Remember that while all of us will die one way or another, if you are in Christ, you are promised spiritual security for eternity (John 10:27–28). It is our very being that is secure, not our bodies. Our troubles here during this lifetime are nothing compared to our life with God throughout eternity (2 Corinthians 4:17–18). One day, we will receive a new body, completely free of disease and decay (1 Corinthians 15:20–23, 35–49; Revelation 21:4). A better future awaits. Jesus encouraged, "… in me you may have peace. In the world you will have tribulation. But take heart; I have overcome the world" (John 16:33).
Use this terminal illness to "Set your house in order" (Isaiah 38:1). If you are unsure of your relationship with God through Christ, that is the first thing to settle. Our articles "What is salvation?" and "How can I be saved?" can help you with that. If you do know Jesus as your Savior, then give your cares and concerns to Him and rest in Him (Matthew 11:28–30; Psalm 62). Use this reminder of human mortality to re-focus you on things of eternal value. Draw near to God (James 4:8). Stay active in reading His Word and coming to Him in prayer. Seek to love others well. If there is a relational difficulty with a family member or friend, do what you can to facilitate reconciliation. It is also wise to set practical things in order such as making sure you have a health care plan, will, power of attorney, and the like in place.

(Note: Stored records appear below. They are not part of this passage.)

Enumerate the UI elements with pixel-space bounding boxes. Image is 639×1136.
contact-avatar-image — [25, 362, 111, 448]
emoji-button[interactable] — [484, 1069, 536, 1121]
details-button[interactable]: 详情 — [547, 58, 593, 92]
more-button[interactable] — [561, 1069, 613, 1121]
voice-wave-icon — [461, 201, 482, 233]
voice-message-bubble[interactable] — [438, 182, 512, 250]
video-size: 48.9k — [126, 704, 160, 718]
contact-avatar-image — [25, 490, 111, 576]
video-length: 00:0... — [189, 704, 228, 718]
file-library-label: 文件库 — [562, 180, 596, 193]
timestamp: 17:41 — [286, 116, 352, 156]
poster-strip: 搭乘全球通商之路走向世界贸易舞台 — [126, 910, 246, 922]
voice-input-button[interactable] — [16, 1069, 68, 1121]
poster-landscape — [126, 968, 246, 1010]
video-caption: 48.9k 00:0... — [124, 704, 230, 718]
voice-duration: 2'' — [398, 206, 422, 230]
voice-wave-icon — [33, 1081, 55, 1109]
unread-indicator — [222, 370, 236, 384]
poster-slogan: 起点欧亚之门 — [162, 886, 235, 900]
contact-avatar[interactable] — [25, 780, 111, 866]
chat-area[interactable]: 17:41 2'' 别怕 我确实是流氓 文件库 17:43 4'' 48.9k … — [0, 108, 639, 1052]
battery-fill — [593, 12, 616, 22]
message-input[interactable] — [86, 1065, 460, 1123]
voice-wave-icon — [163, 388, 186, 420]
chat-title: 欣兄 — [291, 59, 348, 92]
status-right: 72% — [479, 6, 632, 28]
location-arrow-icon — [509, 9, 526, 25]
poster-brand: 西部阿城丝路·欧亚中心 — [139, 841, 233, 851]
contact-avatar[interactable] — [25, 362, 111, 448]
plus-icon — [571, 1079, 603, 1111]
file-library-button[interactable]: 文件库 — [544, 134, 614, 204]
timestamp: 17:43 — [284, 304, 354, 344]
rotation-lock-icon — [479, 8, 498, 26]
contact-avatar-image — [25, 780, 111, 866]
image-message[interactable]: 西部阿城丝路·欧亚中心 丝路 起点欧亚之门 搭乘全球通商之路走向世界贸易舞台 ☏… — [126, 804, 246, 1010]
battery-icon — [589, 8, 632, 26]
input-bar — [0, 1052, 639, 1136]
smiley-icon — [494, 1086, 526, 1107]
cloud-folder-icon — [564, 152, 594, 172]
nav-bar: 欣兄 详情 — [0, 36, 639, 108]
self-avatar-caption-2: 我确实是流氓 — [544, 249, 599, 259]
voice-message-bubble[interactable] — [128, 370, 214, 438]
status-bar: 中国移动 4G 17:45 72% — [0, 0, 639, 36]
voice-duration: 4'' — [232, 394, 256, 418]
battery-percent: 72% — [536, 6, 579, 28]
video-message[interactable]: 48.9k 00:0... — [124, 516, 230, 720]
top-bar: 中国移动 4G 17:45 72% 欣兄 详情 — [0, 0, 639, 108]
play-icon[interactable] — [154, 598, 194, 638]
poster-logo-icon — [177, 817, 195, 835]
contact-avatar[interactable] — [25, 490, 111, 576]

Throughout your illness, rely on God for your physical strength, your emotional well-being, and your ability to love your family, friends, medical healthcare providers, and neighbors with His love. People who interact with the terminally ill are often keenly aware of mortality. Many of them may already know Christ, but others may not. As you trust God through the progression of your illness, His light will shine through you. Know that even as you are ailing, your life and time on earth retains purpose. God can show you what that purpose is. One thing you can continue to do is give thanks to God in everything and pray continually (1 Thessalonians 5:16–18).
Terminal illnesses are a heart-wrenching reality of life in a fallen world. But in Christ we know that this world is not our final home. So we seek to live out all the days God has prepared for us with gratitude and righteousness as we look forward to one day being with Him. As we go about our lives, we can remember these words Jesus told His followers as He prepared for His death: "Peace I leave with you; my peace I give to you. Not as the world gives do I give to you. Let not your hearts be troubled, neither let them be afraid" (John 14:27).